#WOOT!

Okay, the truth is I have a vague sense that #WOOT! is an exclamation of supreme online happiness but its use in this instance is completely relevant. I am going to #shoutout a remarkable personal branding social media achievement today – pay attention dear readers as everything I write below has consequences for B2B and B2C engagement as well.

I met my never-laid-eyes-on friend Ken over a phone call two years ago. We had the distinction of having both served as the Chief Marketing Officer for start-up social SaaS firm (I inherited the role from him, he was a co-founder of the company).  We are marketing and communications professionals of very different ilk but have enormous respect for the others’ skills, experience and achievements. Last night, by any social media metrics or conventional communications standards, he hit a pretty remarkable milestone – 60,000 followers on Twitter. Let me repeat, Ken has SIXTY -THOUSAND followers on a global basis on Twitter! 
ImageImagine, no real ‘product’ to sell (though besides being a C-level executive he also writes a weekly tech column, shares the microphone on Wednesday afternoons for a widely listened to Internet radio program and is an expert contributor on emerging social media technologies in books and other media outlets) yet possessing global reach and numbers enviable to any corporate entity.  What is his ‘personal brand’ that attracts so many to include and engage with him during their own online presence? That is it – he is many things to many people, but he is always INCLUSIVE!

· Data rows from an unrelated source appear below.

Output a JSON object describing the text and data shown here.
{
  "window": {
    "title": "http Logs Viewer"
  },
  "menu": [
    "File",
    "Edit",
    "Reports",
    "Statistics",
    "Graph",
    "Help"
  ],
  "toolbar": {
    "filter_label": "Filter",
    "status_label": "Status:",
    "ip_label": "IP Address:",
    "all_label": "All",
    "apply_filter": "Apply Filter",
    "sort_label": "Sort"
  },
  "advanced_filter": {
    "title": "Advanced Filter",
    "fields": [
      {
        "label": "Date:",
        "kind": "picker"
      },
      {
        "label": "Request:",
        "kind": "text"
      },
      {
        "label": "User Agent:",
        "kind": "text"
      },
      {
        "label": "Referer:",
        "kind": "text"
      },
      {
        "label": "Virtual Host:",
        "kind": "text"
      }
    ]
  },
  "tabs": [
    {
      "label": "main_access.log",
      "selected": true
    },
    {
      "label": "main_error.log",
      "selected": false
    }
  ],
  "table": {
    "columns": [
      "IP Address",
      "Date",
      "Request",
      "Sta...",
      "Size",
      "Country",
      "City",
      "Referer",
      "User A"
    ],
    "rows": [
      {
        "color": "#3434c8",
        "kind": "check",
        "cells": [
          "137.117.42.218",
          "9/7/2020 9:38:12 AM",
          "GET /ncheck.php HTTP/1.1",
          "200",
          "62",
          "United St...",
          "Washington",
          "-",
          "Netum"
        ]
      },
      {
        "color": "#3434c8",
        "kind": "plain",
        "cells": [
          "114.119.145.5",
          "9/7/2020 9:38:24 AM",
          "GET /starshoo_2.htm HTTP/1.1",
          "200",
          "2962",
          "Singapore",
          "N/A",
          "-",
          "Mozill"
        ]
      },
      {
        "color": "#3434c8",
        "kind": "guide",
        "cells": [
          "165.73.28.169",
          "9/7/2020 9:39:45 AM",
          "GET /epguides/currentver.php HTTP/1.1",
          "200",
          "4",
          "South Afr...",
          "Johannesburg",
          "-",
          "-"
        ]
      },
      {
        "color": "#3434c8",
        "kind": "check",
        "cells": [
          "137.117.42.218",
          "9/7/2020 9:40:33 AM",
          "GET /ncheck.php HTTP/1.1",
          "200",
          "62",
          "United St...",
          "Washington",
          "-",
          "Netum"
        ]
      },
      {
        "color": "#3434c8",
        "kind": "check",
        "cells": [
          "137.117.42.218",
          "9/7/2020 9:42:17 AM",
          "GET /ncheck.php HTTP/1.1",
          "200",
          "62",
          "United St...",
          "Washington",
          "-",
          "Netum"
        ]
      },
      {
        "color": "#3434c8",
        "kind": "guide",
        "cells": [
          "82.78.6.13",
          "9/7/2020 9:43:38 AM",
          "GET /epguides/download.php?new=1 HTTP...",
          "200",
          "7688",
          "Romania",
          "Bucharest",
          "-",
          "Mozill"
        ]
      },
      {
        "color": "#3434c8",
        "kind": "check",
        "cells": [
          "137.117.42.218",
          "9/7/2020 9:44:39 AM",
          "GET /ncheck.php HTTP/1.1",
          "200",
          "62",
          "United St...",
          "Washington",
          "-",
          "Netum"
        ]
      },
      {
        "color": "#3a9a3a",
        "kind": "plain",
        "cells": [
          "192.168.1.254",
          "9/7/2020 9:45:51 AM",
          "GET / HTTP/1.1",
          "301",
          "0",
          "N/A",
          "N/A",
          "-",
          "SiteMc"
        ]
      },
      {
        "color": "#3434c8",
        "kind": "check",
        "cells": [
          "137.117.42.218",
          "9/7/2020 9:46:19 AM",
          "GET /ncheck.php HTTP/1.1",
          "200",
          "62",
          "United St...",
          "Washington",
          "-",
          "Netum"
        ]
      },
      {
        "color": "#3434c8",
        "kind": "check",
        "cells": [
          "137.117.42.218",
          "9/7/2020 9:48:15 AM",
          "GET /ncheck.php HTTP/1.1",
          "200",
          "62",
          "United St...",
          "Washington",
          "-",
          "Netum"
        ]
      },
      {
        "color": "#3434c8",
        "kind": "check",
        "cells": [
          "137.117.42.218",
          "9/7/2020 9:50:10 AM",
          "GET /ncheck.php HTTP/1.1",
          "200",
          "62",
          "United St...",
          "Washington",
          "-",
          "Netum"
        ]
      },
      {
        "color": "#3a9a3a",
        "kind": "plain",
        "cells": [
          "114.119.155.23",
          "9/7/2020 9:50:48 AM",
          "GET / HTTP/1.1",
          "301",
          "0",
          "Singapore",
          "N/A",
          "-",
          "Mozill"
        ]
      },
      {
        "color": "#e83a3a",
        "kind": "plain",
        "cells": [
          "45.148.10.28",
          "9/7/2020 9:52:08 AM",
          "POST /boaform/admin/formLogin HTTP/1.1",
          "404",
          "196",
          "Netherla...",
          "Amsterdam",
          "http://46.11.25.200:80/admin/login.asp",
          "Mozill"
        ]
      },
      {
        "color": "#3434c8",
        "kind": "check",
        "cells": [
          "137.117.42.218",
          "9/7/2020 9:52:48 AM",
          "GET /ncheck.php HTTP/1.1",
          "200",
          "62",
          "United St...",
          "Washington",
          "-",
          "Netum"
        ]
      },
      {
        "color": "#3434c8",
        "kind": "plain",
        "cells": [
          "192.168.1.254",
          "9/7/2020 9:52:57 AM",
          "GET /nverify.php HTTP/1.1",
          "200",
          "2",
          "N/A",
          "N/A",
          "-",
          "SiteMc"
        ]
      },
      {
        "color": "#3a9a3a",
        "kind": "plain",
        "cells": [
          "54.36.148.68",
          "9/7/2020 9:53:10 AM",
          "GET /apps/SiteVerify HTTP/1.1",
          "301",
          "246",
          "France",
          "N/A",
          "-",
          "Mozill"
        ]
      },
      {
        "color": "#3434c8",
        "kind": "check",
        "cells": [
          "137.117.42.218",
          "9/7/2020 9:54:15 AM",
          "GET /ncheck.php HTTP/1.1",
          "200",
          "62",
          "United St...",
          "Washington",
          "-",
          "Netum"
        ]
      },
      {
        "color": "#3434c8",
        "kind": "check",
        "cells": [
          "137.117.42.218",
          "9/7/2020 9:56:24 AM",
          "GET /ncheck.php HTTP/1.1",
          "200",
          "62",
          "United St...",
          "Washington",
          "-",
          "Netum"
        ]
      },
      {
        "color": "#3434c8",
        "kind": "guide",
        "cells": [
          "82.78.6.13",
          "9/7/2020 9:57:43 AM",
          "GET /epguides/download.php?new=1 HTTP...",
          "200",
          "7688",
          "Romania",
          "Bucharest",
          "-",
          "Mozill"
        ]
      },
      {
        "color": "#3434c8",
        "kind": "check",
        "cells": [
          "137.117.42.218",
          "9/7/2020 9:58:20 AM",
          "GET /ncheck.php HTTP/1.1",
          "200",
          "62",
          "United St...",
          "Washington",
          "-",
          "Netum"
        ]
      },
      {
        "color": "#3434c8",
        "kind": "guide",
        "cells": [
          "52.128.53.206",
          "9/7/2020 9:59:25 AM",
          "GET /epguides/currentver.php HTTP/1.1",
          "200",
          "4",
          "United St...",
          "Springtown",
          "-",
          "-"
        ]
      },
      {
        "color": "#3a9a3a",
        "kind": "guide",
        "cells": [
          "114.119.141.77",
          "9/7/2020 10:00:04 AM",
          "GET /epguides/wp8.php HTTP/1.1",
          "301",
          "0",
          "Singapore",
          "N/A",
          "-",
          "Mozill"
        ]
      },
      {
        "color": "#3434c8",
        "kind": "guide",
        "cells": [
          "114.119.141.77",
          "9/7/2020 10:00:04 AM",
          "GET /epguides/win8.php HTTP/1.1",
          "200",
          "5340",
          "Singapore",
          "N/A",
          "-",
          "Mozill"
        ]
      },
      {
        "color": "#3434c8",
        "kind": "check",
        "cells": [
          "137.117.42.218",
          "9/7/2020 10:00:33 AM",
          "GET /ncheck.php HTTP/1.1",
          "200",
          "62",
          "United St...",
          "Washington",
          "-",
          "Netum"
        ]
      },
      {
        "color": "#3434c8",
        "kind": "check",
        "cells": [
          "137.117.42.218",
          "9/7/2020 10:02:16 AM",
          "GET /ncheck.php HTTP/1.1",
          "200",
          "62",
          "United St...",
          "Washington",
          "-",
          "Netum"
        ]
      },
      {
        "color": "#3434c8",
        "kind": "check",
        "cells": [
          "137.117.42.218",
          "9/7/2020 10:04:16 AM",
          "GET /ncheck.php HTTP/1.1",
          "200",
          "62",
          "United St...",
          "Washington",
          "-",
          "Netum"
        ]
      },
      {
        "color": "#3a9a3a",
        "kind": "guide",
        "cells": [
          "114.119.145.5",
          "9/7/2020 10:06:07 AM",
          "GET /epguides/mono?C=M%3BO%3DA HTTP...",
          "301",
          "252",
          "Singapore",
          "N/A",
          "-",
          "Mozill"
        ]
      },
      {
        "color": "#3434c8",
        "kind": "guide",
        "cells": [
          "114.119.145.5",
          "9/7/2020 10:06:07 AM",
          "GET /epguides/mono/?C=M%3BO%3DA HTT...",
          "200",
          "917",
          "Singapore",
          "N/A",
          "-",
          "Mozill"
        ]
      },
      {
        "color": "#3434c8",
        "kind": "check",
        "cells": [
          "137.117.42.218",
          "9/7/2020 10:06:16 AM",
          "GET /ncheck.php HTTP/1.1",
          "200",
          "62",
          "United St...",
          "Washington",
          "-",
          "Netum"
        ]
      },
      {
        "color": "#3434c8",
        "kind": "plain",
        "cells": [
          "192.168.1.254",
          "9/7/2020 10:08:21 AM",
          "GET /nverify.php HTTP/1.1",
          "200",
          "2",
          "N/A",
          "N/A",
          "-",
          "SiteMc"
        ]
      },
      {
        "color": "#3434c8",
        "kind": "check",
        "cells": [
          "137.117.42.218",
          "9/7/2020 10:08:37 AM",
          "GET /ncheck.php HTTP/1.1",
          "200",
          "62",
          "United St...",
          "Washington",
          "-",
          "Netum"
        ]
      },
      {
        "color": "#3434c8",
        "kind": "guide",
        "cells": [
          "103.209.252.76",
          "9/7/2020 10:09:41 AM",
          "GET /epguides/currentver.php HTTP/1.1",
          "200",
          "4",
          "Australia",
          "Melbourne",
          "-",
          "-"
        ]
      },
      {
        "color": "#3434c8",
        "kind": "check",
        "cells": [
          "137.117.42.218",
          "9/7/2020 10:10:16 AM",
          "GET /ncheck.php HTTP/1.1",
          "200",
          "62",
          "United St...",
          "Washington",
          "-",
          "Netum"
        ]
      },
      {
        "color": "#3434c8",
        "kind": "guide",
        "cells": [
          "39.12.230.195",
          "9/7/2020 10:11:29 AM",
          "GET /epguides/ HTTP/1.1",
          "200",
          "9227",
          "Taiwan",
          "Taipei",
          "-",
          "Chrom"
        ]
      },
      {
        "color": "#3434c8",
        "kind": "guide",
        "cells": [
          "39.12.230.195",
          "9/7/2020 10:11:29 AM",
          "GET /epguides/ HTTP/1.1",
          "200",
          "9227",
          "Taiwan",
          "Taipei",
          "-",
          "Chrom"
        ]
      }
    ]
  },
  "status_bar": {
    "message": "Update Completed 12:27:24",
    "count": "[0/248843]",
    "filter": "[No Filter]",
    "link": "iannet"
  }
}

He sends out THANK YOU tweets to everyone who replies to him, mentions him, and retweets him EVERY SINGLE MORNING.  He tweets during social media ‘rush hours’ (tied to United States’ eastern time zone even though he makes his home in California). He actively follows other tweeps who post about marketing and communications (putting them in manageable lists to keep track of them and their tweets) and adds to their social media influence by re-tweeting their best content. (“Best” content being highly subjective here as he has tweeted pictures of my various home baked good treats with the hashtag #FoodPorn.) He also recognises that just because Twitter allows for 140 characters that, like any messaging that is going to resonate with its constituent audience(s), the shorter the better, so he stays UNDER 120 characters which also encourages retweets.   These are baseline best practices for Twitter but the ideas behind them are universal in their application in creating cohesive, engaging, successful communications. 

I mention this (at all) because far too many companies are stepping into the realm of social media in hiring dedicated staff assuming digital nativity (a.k.a., youth!) infers competence.  Familiarity with a technology platform does not make anyone a skilled user of it – in creating resonance and amplification communications will always require heightened craft and strategic vision; this also why outsourcing online engagement is a very bad idea if you are intent on protecting the integrity of corporate identity, employer branding and internal morale.

What’s more, regardless of how big your brand may be, remember former Speaker of the House Tip O’Neill famous words “all politics is local” applies to all relationships.  If your brand is global, understand that localisation is still as important to embrace in social media as it (still) is in the creation of press releases, collateral material and websites.  “Just because” English is the dominant language for business does not mean that a brand can ignore their Asian, European, African or South American audiences. The flattening of our world demands more of the old adage ‘treat others as you would be treated’ so use their languages as part of your social media communications.

My TweetSo #WOOT! to Ken and all communicators everywhere whose responsibilities carry the weight of social media engagement and embrace Raymond Chandler’s words: “Ability is what you’re capable of doing. Motivation determines what you do. Attitude determines how well you do it.”